In his latest substack newsletter, Rod Dreher writes about Iain McGilcrist's work on the brain, and McGilcrist's observation that Western culture has prioritized left brain dominance over balance with the right to great detriment. (McGilcrist's work is dense, but this short video is a great overview). Basically, says Gilcrist, the right side of the brain is the master, because it sees big picture, makes lots of different sorts of connections, and is creative but can be prone to madness.
The left brain must be the emissary of the right so that both sides work together for an experience of reality which deals with the tangible and rational, but also lives in spiritual reality, the amorphous realm of mystery that we can only glimpse in slivers from time to time, because a view of the whole would be too much for us. Our mystics and seers are ones who get to see more of that realm and live in it more fully than we. They give us a window on it.

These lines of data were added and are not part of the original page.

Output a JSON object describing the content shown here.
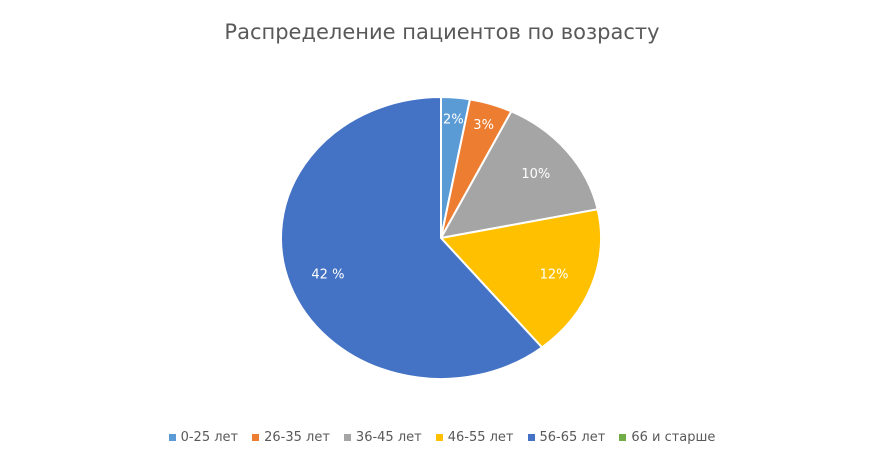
{
  "chart_data": {
    "type": "pie",
    "title": "Распределение пациентов по возрасту",
    "categories": [
      "0-25 лет",
      "26-35 лет",
      "36-45 лет",
      "46-55 лет",
      "56-65 лет",
      "66 и старше"
    ],
    "values": [
      2,
      3,
      10,
      12,
      42,
      0
    ],
    "data_labels": [
      "2%",
      "3%",
      "10%",
      "12%",
      "42 %",
      ""
    ],
    "colors": [
      "#5B9BD5",
      "#ED7D31",
      "#A5A5A5",
      "#FFC000",
      "#4472C4",
      "#70AD47"
    ],
    "legend_position": "bottom",
    "start_angle": "12 o'clock, clockwise"
  }
}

Left brain dominance cannot see the forest for the trees; it is a kind of tunnel vision that not only thinks itself the master, but no longer perceives the presence of the right brain and is insistent that such a thing cannot exist. To put it another way, it's like a tree in the middle of the forest sees only itself, and is blind to the fact that it is part of a forest, a larger ecosystem of reality.
Writes Dreher:
"Reading McGilchrist [IM], it seems to me that the experience of consciousness is like what quantum physics tells us about reality: that it is both wave and particle. We live within a wave field that only becomes particle-ized through observation. When the left brain wishes to fix on something to understand it, it isolates the thing, but what it sees is only a partial picture of reality, because it denies the wave context (and has to, in order to see the particle). Yet a purely right-brain perception of reality cannot perceive the reality of the particle in isolation, so it too provides only a partial picture of reality. The truth is, living in time, we can never fully apprehend reality. But we can know it through participating in it.
IM quotes Herbert McCabe: “When we speak of God, we do not clear up a puzzle; we draw attention to a mystery.”" ~Rod Dreher, "Detaching the Limpet," Daily Dreher Substack newsletter, September 18, 2021.
I've been thinking about these sorts of things all year. What does it mean to live in the balance of the left and right brains? How do we participate in the mystery of reality that is not tangible? How do we orient our telos such that it reflects these things, and what does that mean for day to day living?
I have no pat answers, but I suppose the questions are perhaps an orientation toward understanding. It's maddening sometimes, like I have a shine of something important in the corner of my eye that I can't quite make out, but when I try to look directly at it, it disappears. But maybe that is the point--one cannot approach these things head on, but can only sidle up to them from an angle, hoping for a sliver of insight.